Columna publicada en La Tercera, 11.02.2015

Bachelet ha jugado por segunda vez la carta del aborto para desviar la atención pública desde sus reformas hacia la cancha “valórica”. Lo hizo con la tributaria y ahora con la educacional. Y aunque esta maniobra es ya común, a veces viene acompañada de detalles que son valiosos para comprender la mentalidad política de quienes van tomando con avidez varias de las riendas del poder en Chile.

Un ejemplo de lo anterior es la pretensión de parte del grupo de poder gobernante de obligar a la Universidad Católica a practicar abortos en su red de salud. Este caso es interesante como radiografía de dos patologías que han acompañado a las corrientes dominantes de la izquierda durante toda su vida: la sensación perversa de superioridad moral y el desprecio absolutista por las organizaciones intermedias. 

En cuanto a lo primero, resulta más o menos claro que el gobierno generó un proyecto de ley que como ha señalado el profesor Patricio Zapata, es un engendro entre el aborto libre y la despenalización de ciertos casos. Esto ocurre porque creen que lo primero es lo mejor, pero que sólo lo segundo cuenta con algún apoyo popular. Así, se opta por un proyecto tramposo con la convicción prometeica de que con eso le hacen un bien al pueblo chileno, aunque para ello tengan que pasarle gato por liebre. No es raro que quienes se creen incorruptibles portadores del progreso terminen creyéndose también justificados para violar las reglas que imponen con celo a los demás.

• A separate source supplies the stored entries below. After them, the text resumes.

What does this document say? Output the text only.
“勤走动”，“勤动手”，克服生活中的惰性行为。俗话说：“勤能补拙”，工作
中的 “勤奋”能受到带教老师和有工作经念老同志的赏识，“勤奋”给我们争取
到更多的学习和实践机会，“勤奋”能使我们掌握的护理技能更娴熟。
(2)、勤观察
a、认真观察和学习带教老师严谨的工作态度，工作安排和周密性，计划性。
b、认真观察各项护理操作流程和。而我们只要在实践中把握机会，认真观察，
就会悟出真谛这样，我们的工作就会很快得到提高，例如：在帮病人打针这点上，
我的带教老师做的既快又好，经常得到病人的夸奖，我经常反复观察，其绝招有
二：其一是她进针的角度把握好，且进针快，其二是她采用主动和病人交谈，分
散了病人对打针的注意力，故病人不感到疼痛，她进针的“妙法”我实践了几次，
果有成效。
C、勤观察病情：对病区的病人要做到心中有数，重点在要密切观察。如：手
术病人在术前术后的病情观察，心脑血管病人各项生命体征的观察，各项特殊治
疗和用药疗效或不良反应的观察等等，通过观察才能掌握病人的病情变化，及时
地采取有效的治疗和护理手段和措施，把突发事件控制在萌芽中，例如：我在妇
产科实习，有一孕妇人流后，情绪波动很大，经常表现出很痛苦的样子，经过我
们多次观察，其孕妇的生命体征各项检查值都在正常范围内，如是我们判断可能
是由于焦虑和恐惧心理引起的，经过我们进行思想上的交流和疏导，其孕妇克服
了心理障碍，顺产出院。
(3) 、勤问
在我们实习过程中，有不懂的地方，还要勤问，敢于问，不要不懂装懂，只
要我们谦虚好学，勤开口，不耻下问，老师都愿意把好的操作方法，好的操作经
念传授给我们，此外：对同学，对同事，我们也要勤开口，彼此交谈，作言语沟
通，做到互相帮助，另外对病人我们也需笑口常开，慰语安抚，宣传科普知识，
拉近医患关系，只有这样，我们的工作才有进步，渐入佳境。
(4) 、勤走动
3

Respecto a lo segundo, cierta izquierda hereda de la tradición absolutista la convicción de que toda organización intermedia es una amenaza al “interés general”, que sólo puede realizarse a través de la ley si el vínculo entre ella y cada individuo es purificado de intereses parciales. Para lograr eso, el Estado debe arrasar con los cuerpos intermedios y estandarizar a los ciudadanos. La violencia de los socialismos reales contra los indígenas, los gitanos, los campesinos, los judíos, los homosexuales, la familia, las iglesias y cualquier organización o forma de vida que no estuviera bajo el control del régimen, nacen precisamente de esta visión purificadora, al igual que los ataques recibidos por la Universidad Católica durante estos días, incluyendo la amenaza de expropiación hecha por un legislador de la República.

Cuando estas patologías se exacerban, su resultado es la destrucción de lo público, entendido como espacio de encuentro en igual pie de diversas perspectivas y formas de existencia. También lo es la muerte del pluralismo y de la tolerancia como modos de convivir. Una minoría organizada convencida de su superioridad moral e intelectual, que se hace del aparato estatal y lo utiliza para borrar del mapa cualquier otra organización civil engendra espacios de abuso radical.

Frente a esta amenaza, las banderas de la sociedad civil, la subsidiariedad, la autonomía y el pluralismo no son banderas “de derecha”, sino, tal como lo entendieron George Orwell, Albert Camus y Simone Weil en su momento, los estandartes de la causa más digna de todas: la resistencia contra los excesos del poder.